The story isn't the best in the Pixar bunch. If I had to rank them, it would probably finish last just because it's so predictable. It's much more of a kids movie than 2004's eternally cool The Incredibles.
However, the visuals show just how skilled the Pixar animation team is. I don't think I've seen an animated film look this good. The depth is simply gorgeous. You have to watch the movie a couple of times just to catch everything. (Pay close attention to the brand of tires the cars "wear" for a funny Toy Story reference.)
The soundtrack is also fabulous. Songs from John Mayer, Sheryl Crow, and Rascal Flatts add another terrific layer to the movie.
The film is very much the personal project of director John Lasseter. The genesis of the project is explored one the DVD's featurette "Inspiration for Cars." The mini documentary does a great job of showing the passion and detail Lasseter and his team put into the film. You even get to meet the real Mater and Michael Wallis, the Route 66 historian who became the basis for the Sheriff character.
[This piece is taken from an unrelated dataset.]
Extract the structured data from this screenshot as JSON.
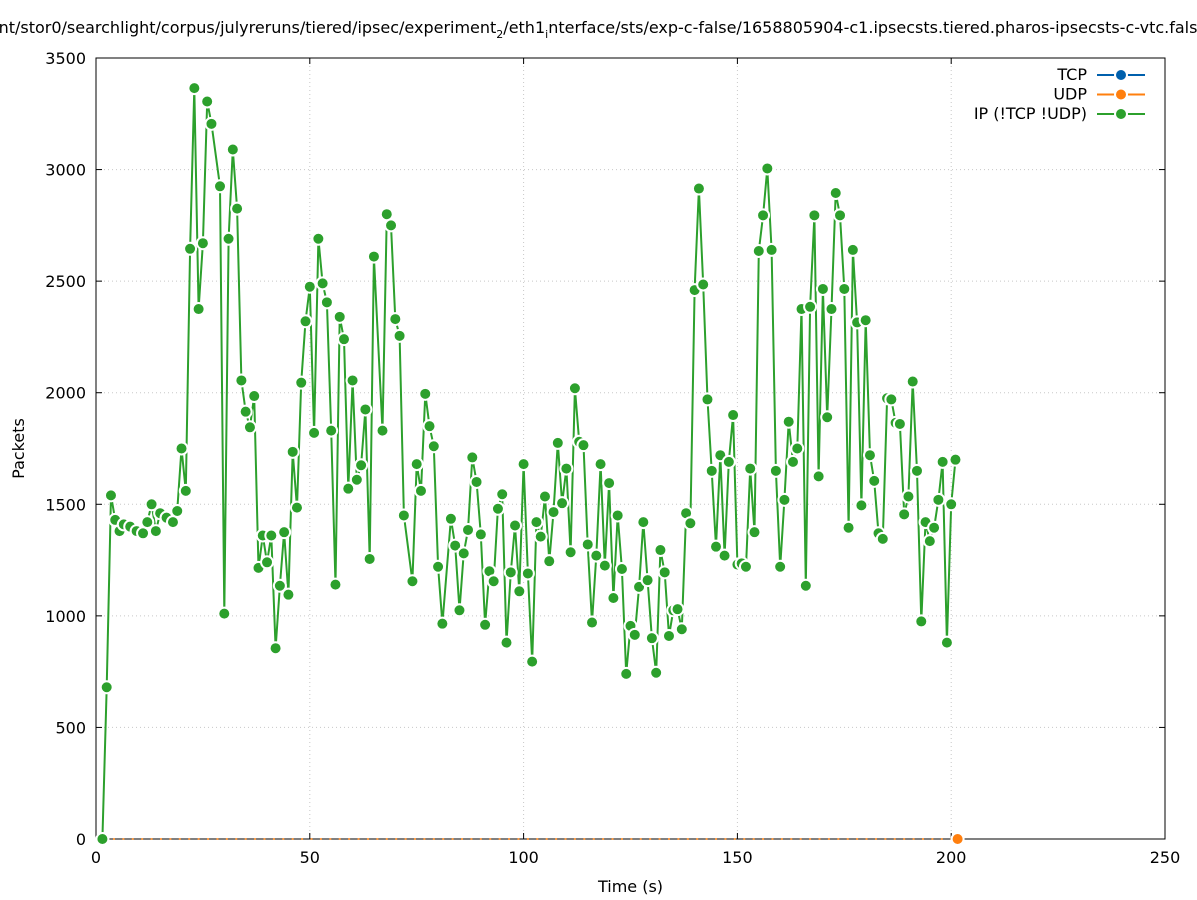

Also on this single disc release is a new short film, "Mater and the Ghostlight." Pixar was the first to follow-up their theatrical film with a short bonus film for the movie's DVD release. It's a practice that's become a standard.
There are also several deleted scenes -- if you can call them "scenes." They're really just roughly animated storyboard drawings. The DVD also has the "One Man Band" short which played before the movie in theaters. It was nominated for an Academy Award and stands as one of the highlights of the disc.
The only disappointment with this release is that it's just a single disc's worth of stuff. Recent Pixar films The Incredibles, Finding Nemo, and Monsters Inc. each received the two-disc "Collector's Edition" treatment upon their initial DVD release. I really wish the same were true for Cars.
Rent this one and hold off buying it until the inevitable Special Edition is released by Disney.